Hundred per cent right.
As Akbar said somewhere, Allah was against Pakistan. (At least on these two occasions.)
1. That is true. Believe it or not, India had a newly raised brigade, with a brigade headquarters but no troops, and only a hotch-potch two or three battalions stood between General Malik and a breakthrough. And you know the unbelievable development: Musa Khan descending from the Heavens in a chopper, putting Yahya in charge and whisking away a completely dumbfounded Malik. His letter to his brother in later years, before his death in Turkey, makes melancholy reading.
That gave Lt. Gen. Harbaksh Singh the few days that he needed, and he managed to plug the gap.
Incidentally, the Brigadier who did the Rann of Kutch operations was a Corps Commander in 71, and he attacked at the same spot and broke through! And - wait for this - some squaddie saw his chopper passing, fired at it, and brought it down, and Eftekhar died of burn injuries
after having won a victory which nobody exploited!

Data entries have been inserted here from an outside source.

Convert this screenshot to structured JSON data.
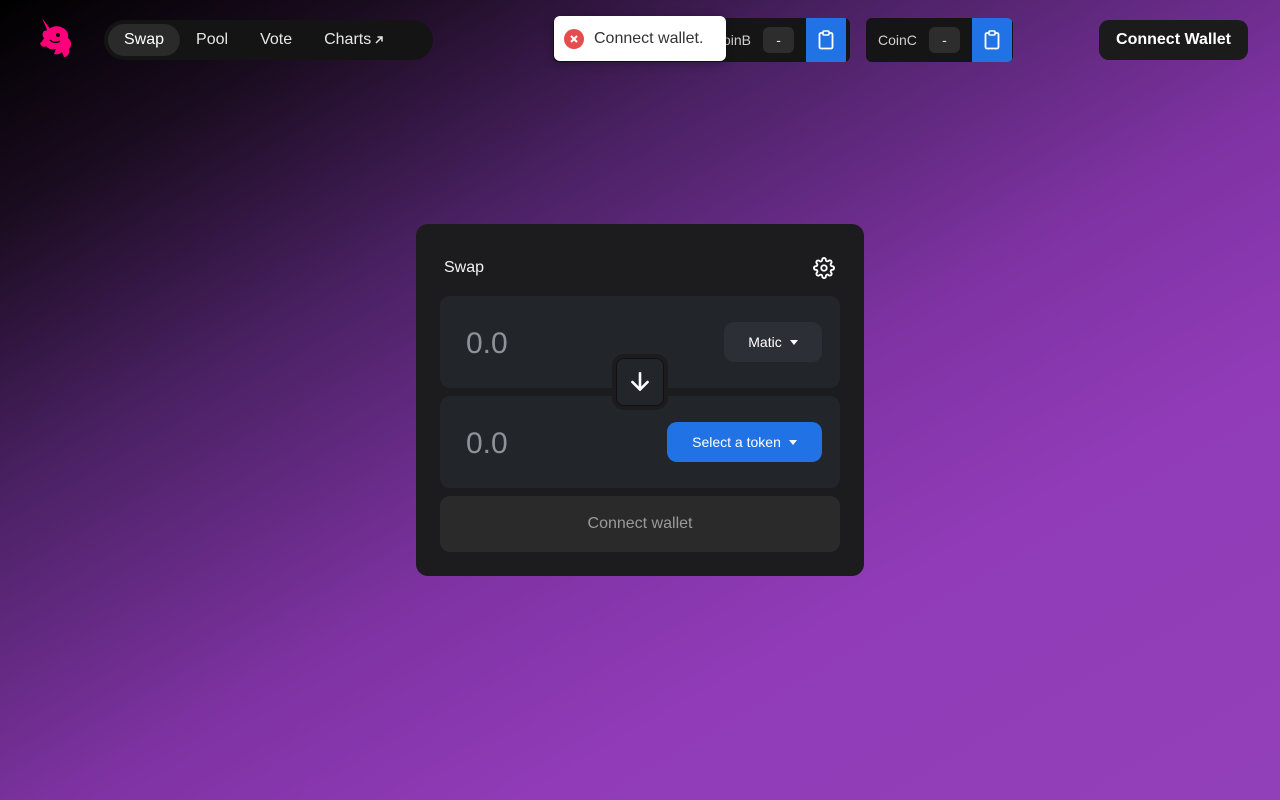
{
  "nav": {
    "items": [
      {
        "label": "Swap",
        "active": true
      },
      {
        "label": "Pool",
        "active": false
      },
      {
        "label": "Vote",
        "active": false
      },
      {
        "label": "Charts",
        "active": false
      }
    ],
    "charts_icon": "arrow-up-right-icon"
  },
  "coins": {
    "coin_b": {
      "label": "CoinB",
      "visible_label": "oinB",
      "value": "-"
    },
    "coin_c": {
      "label": "CoinC",
      "value": "-"
    }
  },
  "toast": {
    "message": "Connect wallet.",
    "icon": "error-circle-icon",
    "color": "#e74c4c"
  },
  "header": {
    "connect_label": "Connect Wallet"
  },
  "swap": {
    "title": "Swap",
    "from": {
      "amount": "0.0",
      "token": "Matic"
    },
    "to": {
      "amount": "0.0",
      "token_button": "Select a token"
    },
    "connect_label": "Connect wallet"
  },
  "colors": {
    "accent": "#2172e5",
    "logo": "#ff007a",
    "error": "#e74c4c"
  }
}
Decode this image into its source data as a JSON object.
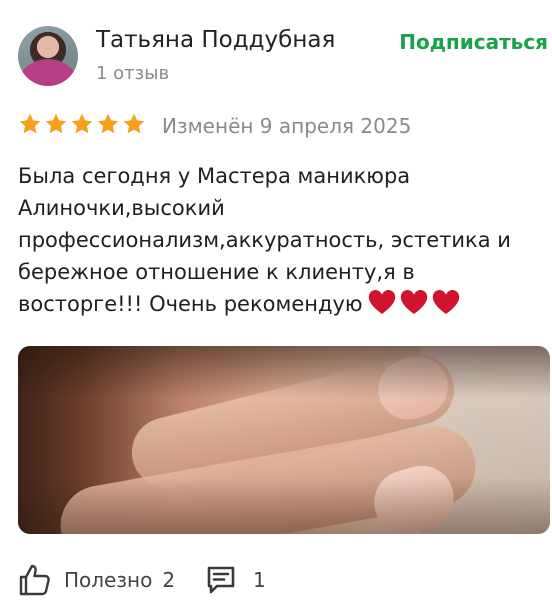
{
  "author": {
    "name": "Татьяна Поддубная",
    "meta": "1 отзыв",
    "subscribe_label": "Подписаться"
  },
  "rating": {
    "stars": 5,
    "max": 5,
    "edited": "Изменён 9 апреля 2025"
  },
  "review": {
    "lines": [
      "Была сегодня у Мастера маникюра",
      "Алиночки,высокий",
      "профессионализм,аккуратность, эстетика и",
      "бережное отношение к клиенту,я в",
      "восторге!!! Очень рекомендую"
    ],
    "emoji": [
      "heart-icon",
      "heart-icon",
      "heart-icon"
    ]
  },
  "footer": {
    "useful_label": "Полезно",
    "useful_count": "2",
    "comments_count": "1"
  },
  "colors": {
    "accent_green": "#19a24a",
    "star_orange": "#f5a01a",
    "heart_red": "#d1142b",
    "muted_text": "#8a8a8a"
  }
}
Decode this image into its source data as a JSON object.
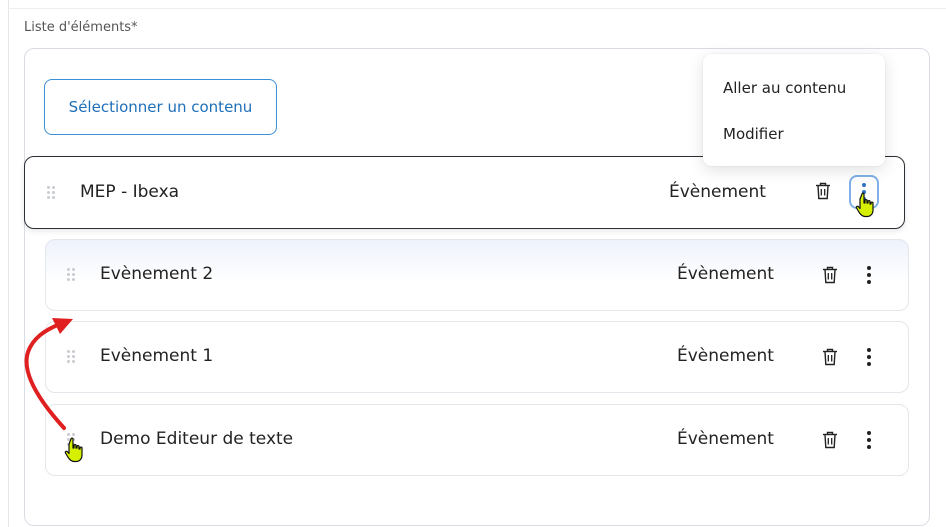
{
  "field": {
    "label": "Liste d'éléments*",
    "select_button_label": "Sélectionner un contenu"
  },
  "items": [
    {
      "title": "MEP - Ibexa",
      "type": "Évènement",
      "active": true
    },
    {
      "title": "Evènement 2",
      "type": "Évènement",
      "active": false
    },
    {
      "title": "Evènement 1",
      "type": "Évènement",
      "active": false
    },
    {
      "title": "Demo Editeur de texte",
      "type": "Évènement",
      "active": false
    }
  ],
  "context_menu": {
    "items": [
      "Aller au contenu",
      "Modifier"
    ]
  },
  "colors": {
    "accent_blue": "#1f6fb8",
    "focus_ring": "#7fb1e6",
    "annotation_arrow": "#e02020",
    "cursor_yellow": "#d6f000"
  },
  "icons": {
    "drag": "drag-handle-icon",
    "delete": "trash-icon",
    "more": "kebab-menu-icon",
    "pointer": "hand-pointer-cursor-icon"
  }
}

If I was writing this as a fictional account, I would have been howled down.
2. I can't help wondering at this repeated again and again: tactical brilliance and strategic blindness.

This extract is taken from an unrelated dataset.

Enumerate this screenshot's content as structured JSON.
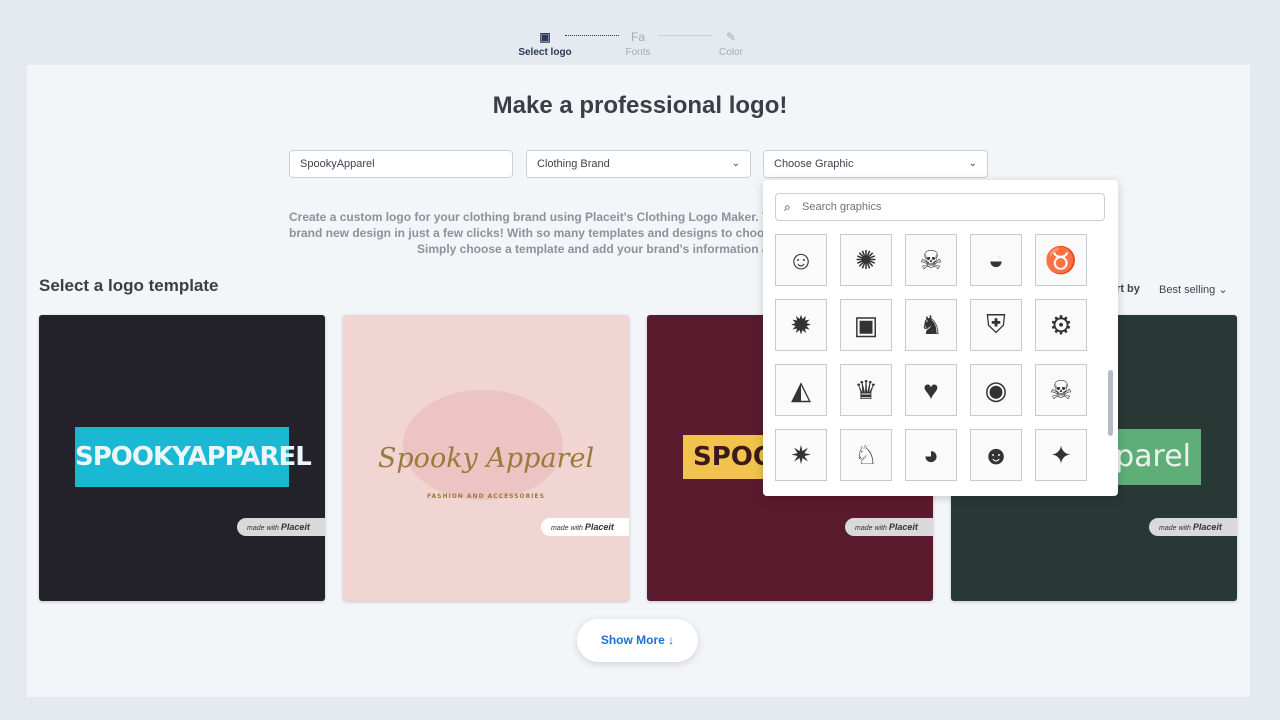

3. Here you are being unfair to everybody else in Pakistan. This is what Bhutto had been aiming for from the outset, from his adventurous days as Ayub Khan's irresistibly charming and unstoppable (and lying) Foreign Minister. He wanted power, and he broke the Pakistan Army in his bid for power. He weakened it in 65, and he shattered it in 71 (do you recall that he replaced Gul Hassan Khan as C-in-C as the last step). Then he made his fatal error, of rebuilding it. Or perhaps he thought he was dooming it by appointing Zia and never thought of what might happen.
Sorry for the diversion.
Back to JF17 vs. J10. My take is: somewhere, sometime, you need to start
design from the ground up, but using sub-assemblies, not components. There isn't enough of a supply chain to do it from components. Having learnt to manufacture with components and raw materials will only help that higher level effort.

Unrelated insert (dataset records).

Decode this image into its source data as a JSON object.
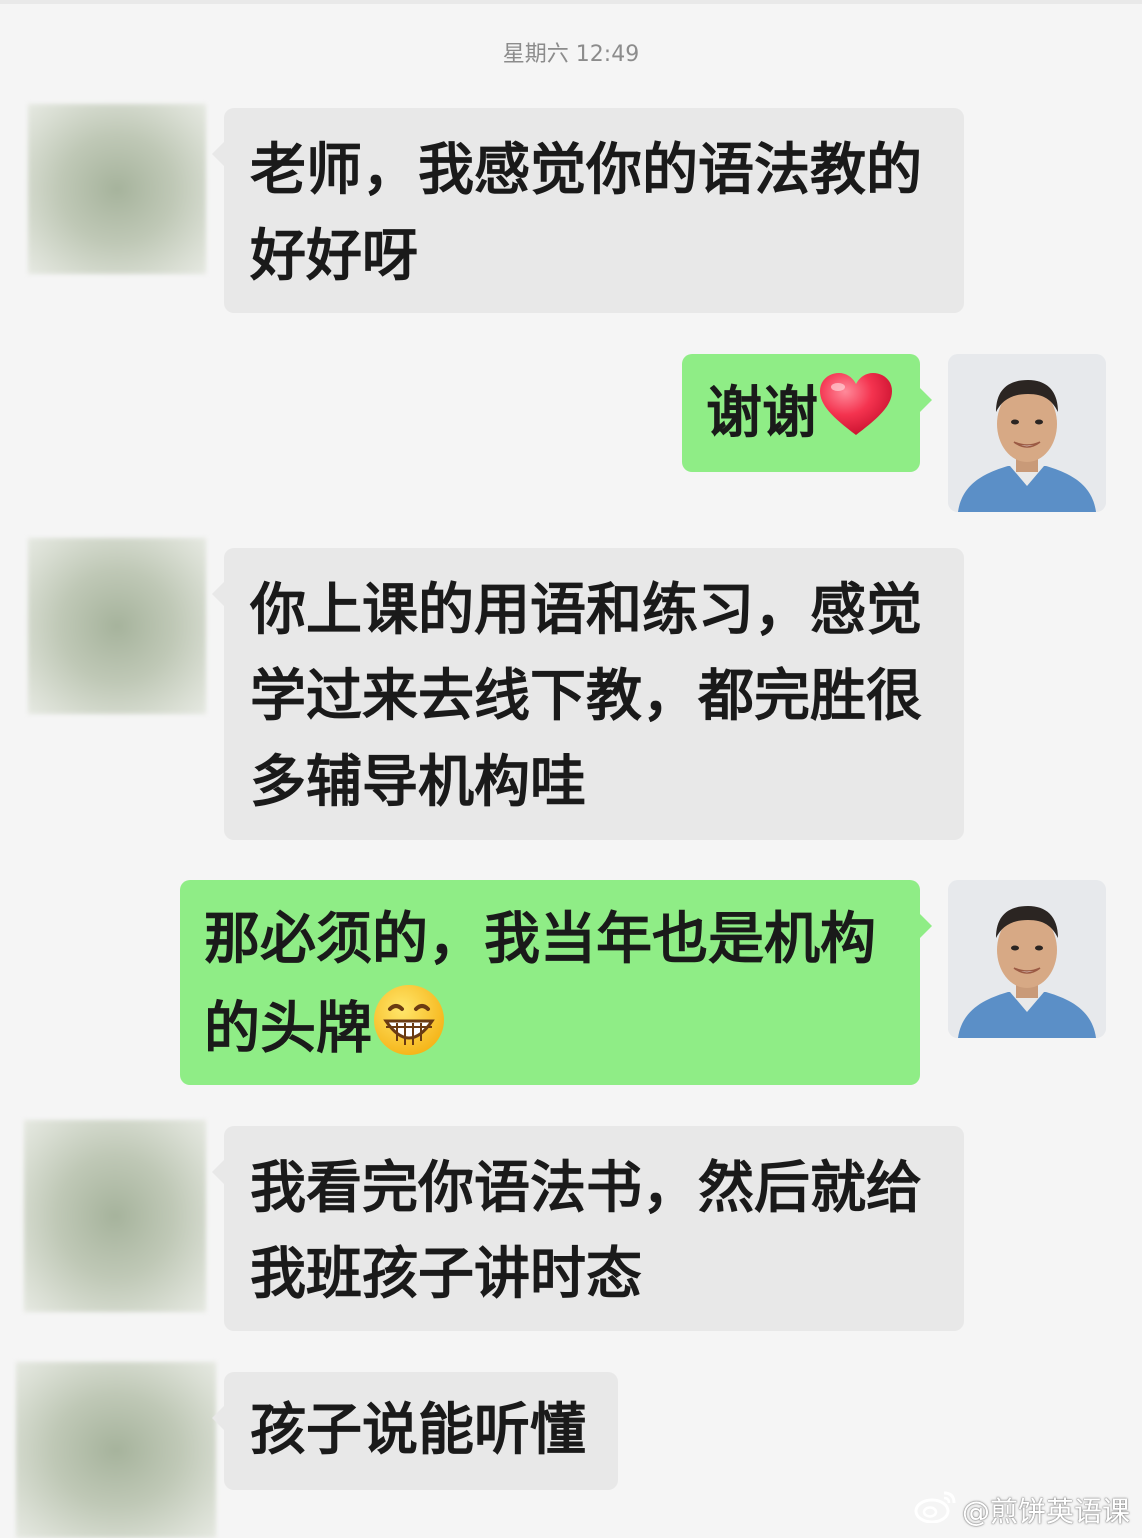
{
  "timestamp": "星期六 12:49",
  "messages": [
    {
      "sender": "other",
      "lines": [
        "老师，我感觉你的语法教的",
        "好好呀"
      ]
    },
    {
      "sender": "me",
      "lines": [
        "谢谢"
      ],
      "emoji": "red-heart-icon"
    },
    {
      "sender": "other",
      "lines": [
        "你上课的用语和练习，感觉",
        "学过来去线下教，都完胜很",
        "多辅导机构哇"
      ]
    },
    {
      "sender": "me",
      "lines": [
        "那必须的，我当年也是机构",
        "的头牌"
      ],
      "emoji": "grinning-face-icon"
    },
    {
      "sender": "other",
      "lines": [
        "我看完你语法书，然后就给",
        "我班孩子讲时态"
      ]
    },
    {
      "sender": "other",
      "lines": [
        "孩子说能听懂"
      ]
    }
  ],
  "watermark": {
    "text": "@煎饼英语课",
    "icon": "weibo-icon"
  },
  "colors": {
    "incoming_bubble": "#e8e8e8",
    "outgoing_bubble": "#8fed86",
    "background": "#f5f5f5"
  }
}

Second, I've said this before, about the PN, and I'll say it again, you need to have deterrent power - like Singapore, be a shrimp with teeth. Only in your case, you are far higher in the pecking order. A major investment in missiles, not MBTs; in attack helicopters, not in infantry regiments; in SAMs, network-centric resources and light planes with BVR, not glittering objects of desire.
Just my take. And there's always the chance that I've been paid to say this!!